We streamlined our approach by transitioning backend services to Shared repositories, reducing the need for merges across multiple supporting chains:

• Safe Transaction Service: Commits · protofire/safe-transaction-service · GitHub
• Safe Config Service: Commits · protofire/safe-config-service · GitHub
• Safe Client Gateway: Commits · protofire/safe-client-gateway · GitHub

Additionally, we added the new Safe Event service:

• Safe Events Service: Commits · protofire/safe-events-service · GitHub

Key points:

• The majority of our work is typically centered around the config service, especially concerning new tools, dApps, etc.
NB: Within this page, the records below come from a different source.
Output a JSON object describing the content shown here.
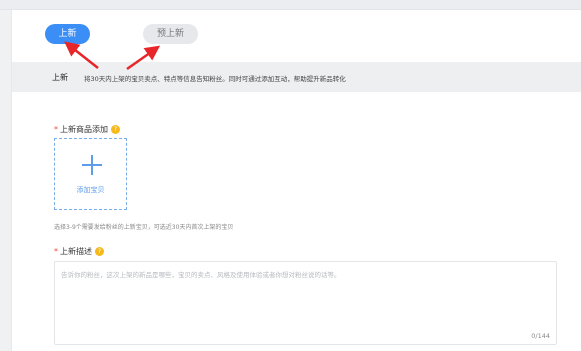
{
  "tabs": [
    {
      "label": "上新",
      "active": true
    },
    {
      "label": "预上新",
      "active": false
    }
  ],
  "info": {
    "label": "上新",
    "description": "将30天内上架的宝贝卖点、特点等信息告知粉丝。同时可通过添加互动，帮助提升新品转化"
  },
  "product_section": {
    "required_mark": "*",
    "title": "上新商品添加",
    "tip_icon": "help-icon",
    "add_label": "添加宝贝",
    "hint": "选择3-9个需要发给粉丝的上新宝贝，可选近30天内首次上架的宝贝"
  },
  "description_section": {
    "required_mark": "*",
    "title": "上新描述",
    "tip_icon": "help-icon",
    "placeholder": "告诉你的粉丝，这次上架的新品是哪些，宝贝的卖点、风格及使用体验或者你想对粉丝说的话等。",
    "counter": "0/144"
  },
  "colors": {
    "accent": "#3b8ef5",
    "arrow": "#e8262a",
    "required": "#f04a3c",
    "tip": "#f6b91b"
  }
}
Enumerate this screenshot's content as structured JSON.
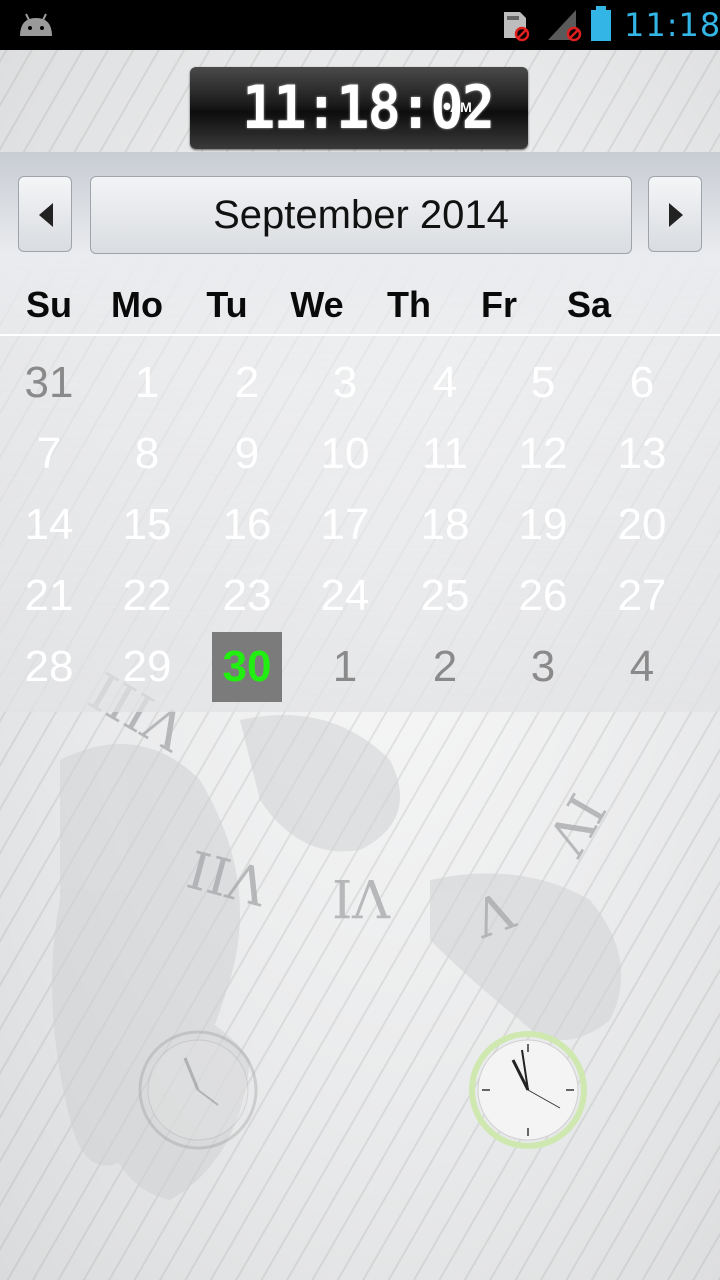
{
  "status_bar": {
    "time": "11:18",
    "icons": [
      "android-icon",
      "sd-card-blocked-icon",
      "signal-blocked-icon",
      "battery-icon"
    ],
    "time_color": "#33b5e5"
  },
  "clock": {
    "digits": "11:18:02",
    "ampm": "AM"
  },
  "calendar": {
    "month_label": "September 2014",
    "prev_icon": "chevron-left-icon",
    "next_icon": "chevron-right-icon",
    "weekdays": [
      "Su",
      "Mo",
      "Tu",
      "We",
      "Th",
      "Fr",
      "Sa"
    ],
    "weeks": [
      [
        {
          "d": "31",
          "other": true
        },
        {
          "d": "1"
        },
        {
          "d": "2"
        },
        {
          "d": "3"
        },
        {
          "d": "4"
        },
        {
          "d": "5"
        },
        {
          "d": "6"
        }
      ],
      [
        {
          "d": "7"
        },
        {
          "d": "8"
        },
        {
          "d": "9"
        },
        {
          "d": "10"
        },
        {
          "d": "11"
        },
        {
          "d": "12"
        },
        {
          "d": "13"
        }
      ],
      [
        {
          "d": "14"
        },
        {
          "d": "15"
        },
        {
          "d": "16"
        },
        {
          "d": "17"
        },
        {
          "d": "18"
        },
        {
          "d": "19"
        },
        {
          "d": "20"
        }
      ],
      [
        {
          "d": "21"
        },
        {
          "d": "22"
        },
        {
          "d": "23"
        },
        {
          "d": "24"
        },
        {
          "d": "25"
        },
        {
          "d": "26"
        },
        {
          "d": "27"
        }
      ],
      [
        {
          "d": "28"
        },
        {
          "d": "29"
        },
        {
          "d": "30",
          "today": true
        },
        {
          "d": "1",
          "other": true
        },
        {
          "d": "2",
          "other": true
        },
        {
          "d": "3",
          "other": true
        },
        {
          "d": "4",
          "other": true
        }
      ]
    ],
    "today_color": "#22ee11"
  },
  "wallpaper": {
    "roman_numerals": [
      "VIII",
      "VII",
      "VI",
      "V",
      "IV"
    ]
  }
}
Integrations, like StellaSwap, often occur in their repository with our review/support.
• Infrastructure changes are usually made directly within Amazon AWS.

Thanks a lot for your answer.
Although I am not able to see the private GitHub repositories.
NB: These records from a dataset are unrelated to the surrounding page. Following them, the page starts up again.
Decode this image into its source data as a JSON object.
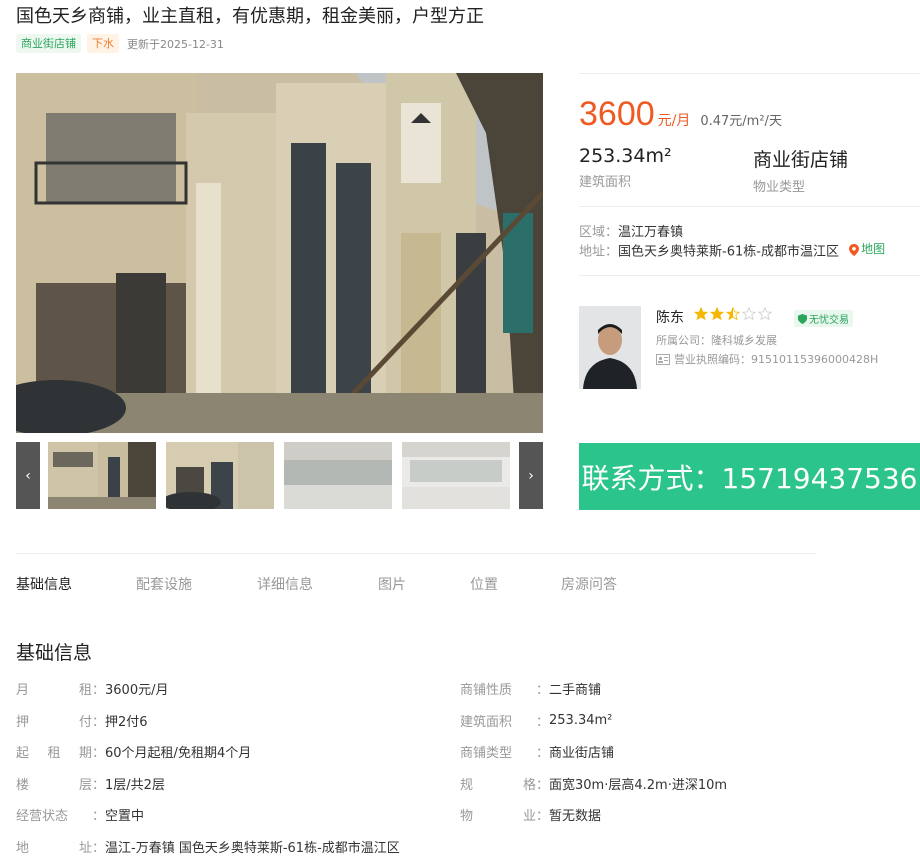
{
  "title": "国色天乡商铺，业主直租，有优惠期，租金美丽，户型方正",
  "tags": [
    "商业街店铺",
    "下水"
  ],
  "update_text": "更新于2025-12-31",
  "price": {
    "value": "3600",
    "unit": "元/月",
    "unit_price": "0.47元/m²/天"
  },
  "stats": [
    {
      "value": "253.34m²",
      "label": "建筑面积"
    },
    {
      "value": "商业街店铺",
      "label": "物业类型"
    }
  ],
  "location": {
    "area_label": "区域：",
    "area": "温江万春镇",
    "addr_label": "地址：",
    "addr": "国色天乡奥特莱斯-61栋-成都市温江区",
    "map_link": "地图"
  },
  "agent": {
    "name": "陈东",
    "rating": 2.5,
    "rating_max": 5,
    "badge": "无忧交易",
    "company": "所属公司：隆科城乡发展",
    "license": "营业执照编码：91510115396000428H"
  },
  "contact": "联系方式：15719437536",
  "nav": [
    "基础信息",
    "配套设施",
    "详细信息",
    "图片",
    "位置",
    "房源问答"
  ],
  "section_title": "基础信息",
  "info_left": [
    {
      "label": "月租",
      "value": "3600元/月"
    },
    {
      "label": "押付",
      "value": "押2付6"
    },
    {
      "label": "起租期",
      "value": "60个月起租/免租期4个月"
    },
    {
      "label": "楼层",
      "value": "1层/共2层"
    },
    {
      "label": "经营状态",
      "value": "空置中"
    },
    {
      "label": "地址",
      "value": "温江-万春镇 国色天乡奥特莱斯-61栋-成都市温江区"
    }
  ],
  "info_right": [
    {
      "label": "商铺性质",
      "value": "二手商铺"
    },
    {
      "label": "建筑面积",
      "value": "253.34m²"
    },
    {
      "label": "商铺类型",
      "value": "商业街店铺"
    },
    {
      "label": "规格",
      "value": "面宽30m·层高4.2m·进深10m"
    },
    {
      "label": "物业",
      "value": "暂无数据"
    }
  ],
  "icons": {
    "prev": "chevron-left-icon",
    "next": "chevron-right-icon",
    "map": "map-pin-icon",
    "badge": "shield-icon",
    "license": "id-card-icon",
    "star": "star-icon"
  },
  "colors": {
    "accent_orange": "#f05a22",
    "accent_green": "#2bc48a",
    "tag_green": "#2aa55c",
    "tag_orange": "#ee7d31"
  }
}
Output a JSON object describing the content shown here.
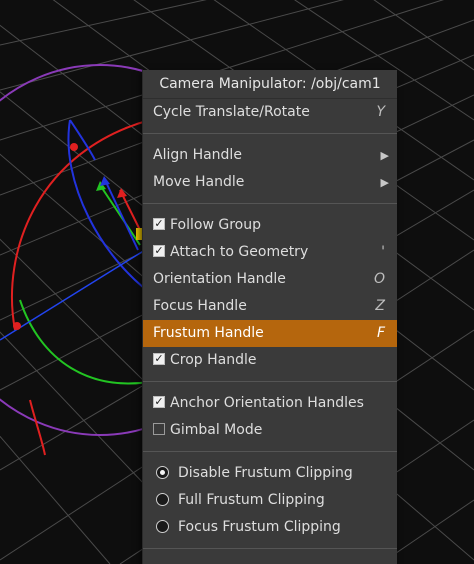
{
  "menu": {
    "title": "Camera Manipulator: /obj/cam1",
    "groups": [
      [
        {
          "label": "Cycle Translate/Rotate",
          "shortcut": "Y"
        }
      ],
      [
        {
          "label": "Align Handle",
          "submenu": "▶"
        },
        {
          "label": "Move Handle",
          "submenu": "▶"
        }
      ],
      [
        {
          "label": "Follow Group",
          "checked": true
        },
        {
          "label": "Attach to Geometry",
          "checked": true,
          "shortcut": "'"
        },
        {
          "label": "Orientation Handle",
          "shortcut": "O"
        },
        {
          "label": "Focus Handle",
          "shortcut": "Z"
        },
        {
          "label": "Frustum Handle",
          "shortcut": "F",
          "highlighted": true
        },
        {
          "label": "Crop Handle",
          "checked": true
        }
      ],
      [
        {
          "label": "Anchor Orientation Handles",
          "checked": true
        },
        {
          "label": "Gimbal Mode",
          "checked": false
        }
      ],
      [
        {
          "label": "Disable Frustum Clipping",
          "radio": true,
          "selected": true
        },
        {
          "label": "Full Frustum Clipping",
          "radio": true,
          "selected": false
        },
        {
          "label": "Focus Frustum Clipping",
          "radio": true,
          "selected": false
        }
      ]
    ]
  },
  "colors": {
    "menu_bg": "#3a3a3a",
    "highlight": "#b5660d",
    "grid": "#4a4a4a",
    "x_axis": "#e02020",
    "y_axis": "#22c422",
    "z_axis": "#2233dd",
    "circle_purple": "#8a3ab8"
  }
}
We would kindly ask you about an estimated feature/task timeline for the funding period up until end of Q2 2024 so we could later circle back on that.

As you already know our suggestion for proposals is to await 3 voting signals from @TreasuryCouncil members in the forum before submitting the proposals on-chain (because of the 3/5 voting threshold and to not slash your submission deposit).
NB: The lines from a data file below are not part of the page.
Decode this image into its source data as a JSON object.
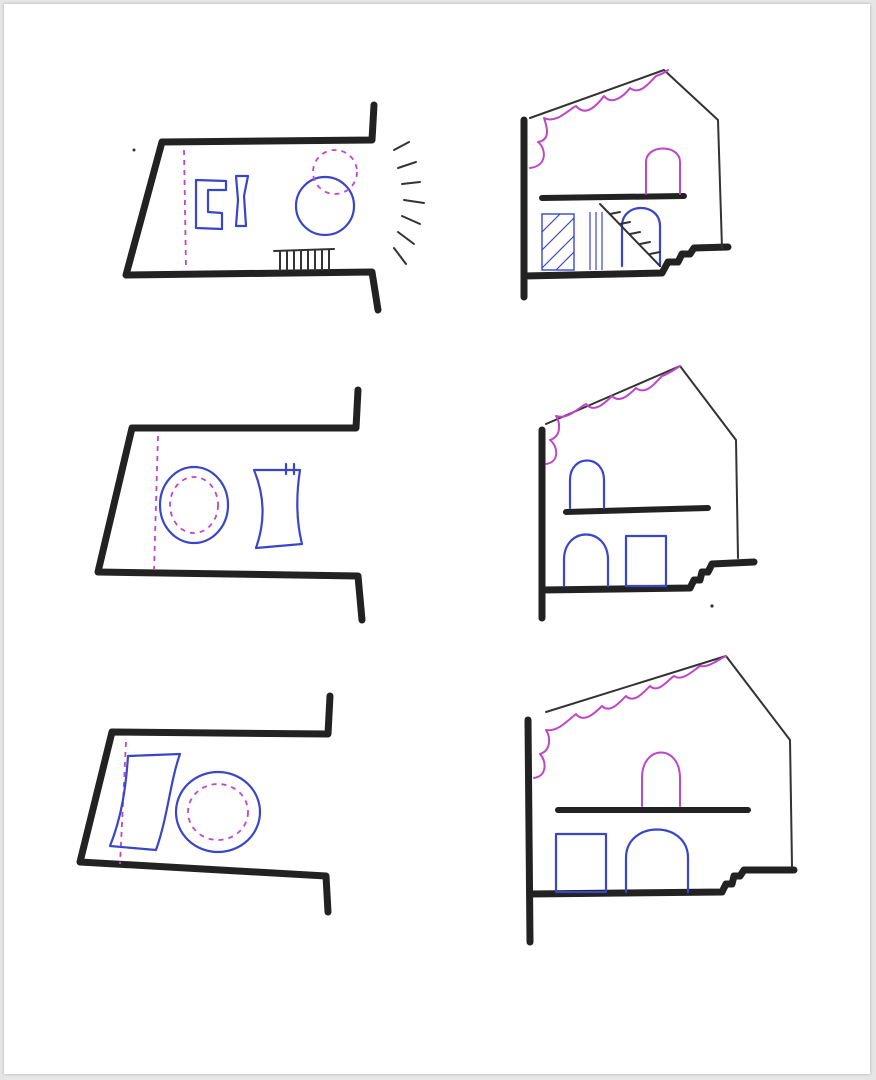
{
  "sketches": {
    "plans": [
      "plan-top",
      "plan-middle",
      "plan-bottom"
    ],
    "sections": [
      "section-top",
      "section-middle",
      "section-bottom"
    ]
  },
  "colors": {
    "wall": "#222222",
    "furniture": "#3a46c8",
    "ceiling_and_dashed": "#c046c8",
    "paper": "#ffffff"
  }
}
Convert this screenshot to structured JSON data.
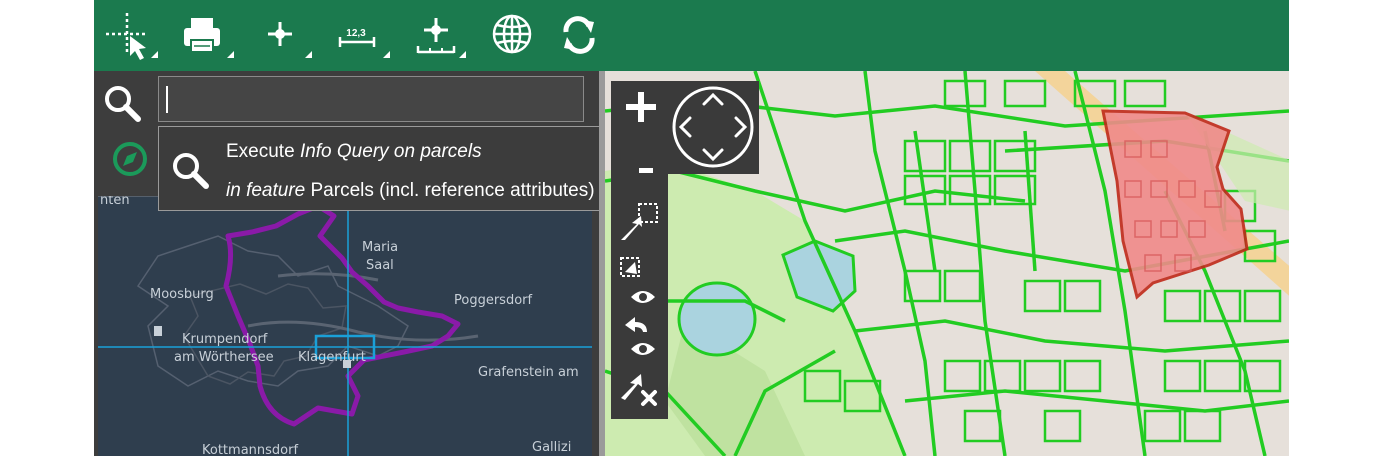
{
  "toolbar": {
    "tools": [
      {
        "name": "select-tool",
        "icon": "crosshair-pointer-icon"
      },
      {
        "name": "print-tool",
        "icon": "printer-icon"
      },
      {
        "name": "point-tool",
        "icon": "point-crosshair-icon"
      },
      {
        "name": "measure-tool",
        "icon": "measure-icon",
        "label": "12,3"
      },
      {
        "name": "coordinate-tool",
        "icon": "coordinate-ruler-icon"
      },
      {
        "name": "globe-tool",
        "icon": "globe-icon"
      },
      {
        "name": "refresh-tool",
        "icon": "refresh-icon"
      }
    ],
    "background": "#1b7a4e"
  },
  "search": {
    "value": "",
    "placeholder": "",
    "icon": "search-icon"
  },
  "suggestion": {
    "line1_a": "Execute ",
    "line1_b": "Info Query on parcels",
    "line2_a": "in feature",
    "line2_b": " Parcels (incl. reference attributes)",
    "icon": "search-icon"
  },
  "overview_map": {
    "labels": [
      "nten",
      "Maria",
      "Saal",
      "Moosburg",
      "Poggersdorf",
      "Krumpendorf",
      "am Wörthersee",
      "Klagenfurt",
      "Grafenstein am",
      "Kottmannsdorf",
      "Gallizi"
    ],
    "colors": {
      "boundary": "#8a1aa8",
      "crosshair": "#1aa0d8"
    }
  },
  "main_map": {
    "colors": {
      "parcel": "#22cc22",
      "selected_fill": "#f08a8a",
      "selected_outline": "#c02a1a",
      "water": "#aad3df",
      "park": "#cdebb0"
    }
  },
  "navigation": {
    "zoom_in_icon": "plus-icon",
    "zoom_out_icon": "minus-icon",
    "pan_icon": "pan-arrows-icon",
    "strip": [
      "select-rect-icon",
      "select-clear-icon",
      "eye-icon",
      "undo-icon",
      "eye-icon",
      "pointer-close-icon"
    ]
  }
}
I hereby signal my supportive vote for the upcoming proposals.

Hi!

Thanks for all the info provided up to now.

I strongly share and support the request that Sik just placed in his last post: it’s very valuable for us to have an outlook ahead so… much appreciated in advance!

In the meanwhile, I hereby signal my supportive vote.

Thanks from my side as well, @esantos089.

With @dev0_sik’s halfyear planning / timeline request in mind, I hereby signal my supportive vote for your proposal — with that you’re all set. 3/5 @TreasuryCouncil members signaling AYE votes already and your submission deposit is on the Safe side

Looking forward to see your proposal on-chain!

Hey Team, @dev0_sik , @Michele , @_yrn

I held an internal meeting with the devs to plan deliverables considering the support context, and we can list the following:

Planned for 1st semester - 2024:

• Integrate Safe App - Token Approval Manager
• Integrate Tool - Tenderly
• Integrate Safe App - Beamswap (waiting for them).
• Integrate Wallet - Trezor
• Integrate Zodiac Suit
• Safe rollout (update of all components), at least 1 every two months
• Integrate Safe App Snapshot

Nice to have:

• R&D Social Login
• R&D AA module for Moonbeam Safe

We will also have running in the background/possible unforeseen circumstances:

• DevOps
  • Monitoring
  • Optimizations
• Devs
  • Incidents & Troubleshooting
  • Items identified on the fly that require priority
• Management

And as much as possible, we will work on items that were not mentioned here but are part of our backlog list here.

If you have any additional suggestions for us to research in the context of Moonbeam Multisig, we are more than willing to add new items to our pipeline.

Hey @dev0_sik ,

Just for visibility:

Hey @dev0_sik , I hope you’re doing well!

Quick question: Should I do anything else? I ask this because it’s been a while since my last application here, and I’m not sure if I forgot something and I am blocking you guys.

Thank you!

It’s my turn. Gonna push it quickly.

Hey @dev0_sik , I hope you’re doing well.

Okay, agreed!

Do you have an estimate of when roughly this proposal would be pushed? I ask this because internally we need to plan the allocation of efforts and at the moment we are covering infra costs by our own.

Have a nice day.

Heyya

The current spending period is 3days 8hours left and it should get thru with that.

Have a wonderful day.

Hey @esantos089 - your Moonbeam proposal got just paid out and the Moonriver proposal is approved and will be transferred at the end of the current spending period (2d 4h from now).

Sorry for the long waiting time but we used your proposal as example to create educational material for future onboarding of new Treasury Council Members

@dev0_sik , thank you for informing me!